Saul Aaron Kripke (Atualizado)

Willyans V.:Olá pessoas,Atualmente, empolgado com a indicação feita pelo orientador do meu grupo de estudos, estou a ler Saul Kripke, e acho interessante compartilhar isto aqui, no blog, até pois escrever sobre é um bom meio de se organizar as ideias e receber críticas.
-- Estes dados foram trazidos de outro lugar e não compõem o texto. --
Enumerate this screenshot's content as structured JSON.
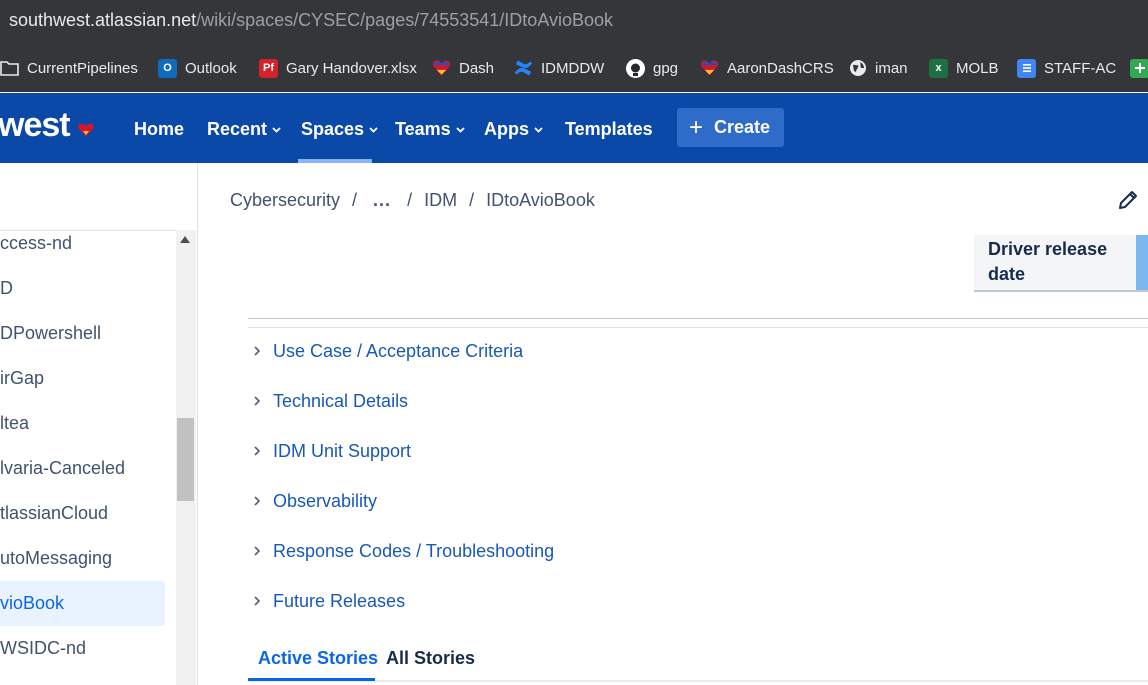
{
  "browser": {
    "url_host": "southwest.atlassian.net",
    "url_path": "/wiki/spaces/CYSEC/pages/74553541/IDtoAvioBook"
  },
  "bookmarks": [
    {
      "label": "CurrentPipelines",
      "icon": "folder-icon"
    },
    {
      "label": "Outlook",
      "icon": "outlook-icon"
    },
    {
      "label": "Gary Handover.xlsx",
      "icon": "pdf-icon"
    },
    {
      "label": "Dash",
      "icon": "southwest-heart-icon"
    },
    {
      "label": "IDMDDW",
      "icon": "confluence-icon"
    },
    {
      "label": "gpg",
      "icon": "github-icon"
    },
    {
      "label": "AaronDashCRS",
      "icon": "southwest-heart-icon"
    },
    {
      "label": "iman",
      "icon": "globe-icon"
    },
    {
      "label": "MOLB",
      "icon": "excel-icon"
    },
    {
      "label": "STAFF-AC",
      "icon": "docs-icon"
    }
  ],
  "nav": {
    "logo": "west",
    "items": [
      "Home",
      "Recent",
      "Spaces",
      "Teams",
      "Apps",
      "Templates"
    ],
    "create_label": "Create",
    "colors": {
      "nav_bg": "#0b49a8",
      "create_bg": "#2f6bc8"
    }
  },
  "sidebar": {
    "items": [
      {
        "label": "ccess-nd"
      },
      {
        "label": "D"
      },
      {
        "label": "DPowershell"
      },
      {
        "label": "irGap"
      },
      {
        "label": "ltea"
      },
      {
        "label": "lvaria-Canceled"
      },
      {
        "label": "tlassianCloud"
      },
      {
        "label": "utoMessaging"
      },
      {
        "label": "vioBook",
        "selected": true
      },
      {
        "label": "WSIDC-nd"
      }
    ]
  },
  "breadcrumb": {
    "items": [
      "Cybersecurity",
      "...",
      "IDM",
      "IDtoAvioBook"
    ],
    "separator": "/"
  },
  "table": {
    "header_cell": "Driver release date"
  },
  "sections": [
    "Use Case / Acceptance Criteria",
    "Technical Details",
    "IDM Unit Support",
    "Observability",
    "Response Codes / Troubleshooting",
    "Future Releases"
  ],
  "tabs": {
    "active": "Active Stories",
    "other": "All Stories"
  }
}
Então, como diria Super Mario 64, "Here we go":

Pequena descrição (Essas informações que aqui jazem em carater meramente introdutório, podem ser encontradas facilmente na internet.):
Saul Aaron Kripke é um filósofo estadunidense, de grande importância (na verdade um dos mais influêntes e criativos filósofos vivos), de 68 anos, professor emérito em Princeton e professor de filosofia na City University of New York, que recebeu o Prêmio Schock de Lógica e Filosofia em 2001, em honra a quatro contribuições:
  • uma semântica para a lógica modal e outras lógicas relacionadas, publicadas quando ele tinha 18 anos.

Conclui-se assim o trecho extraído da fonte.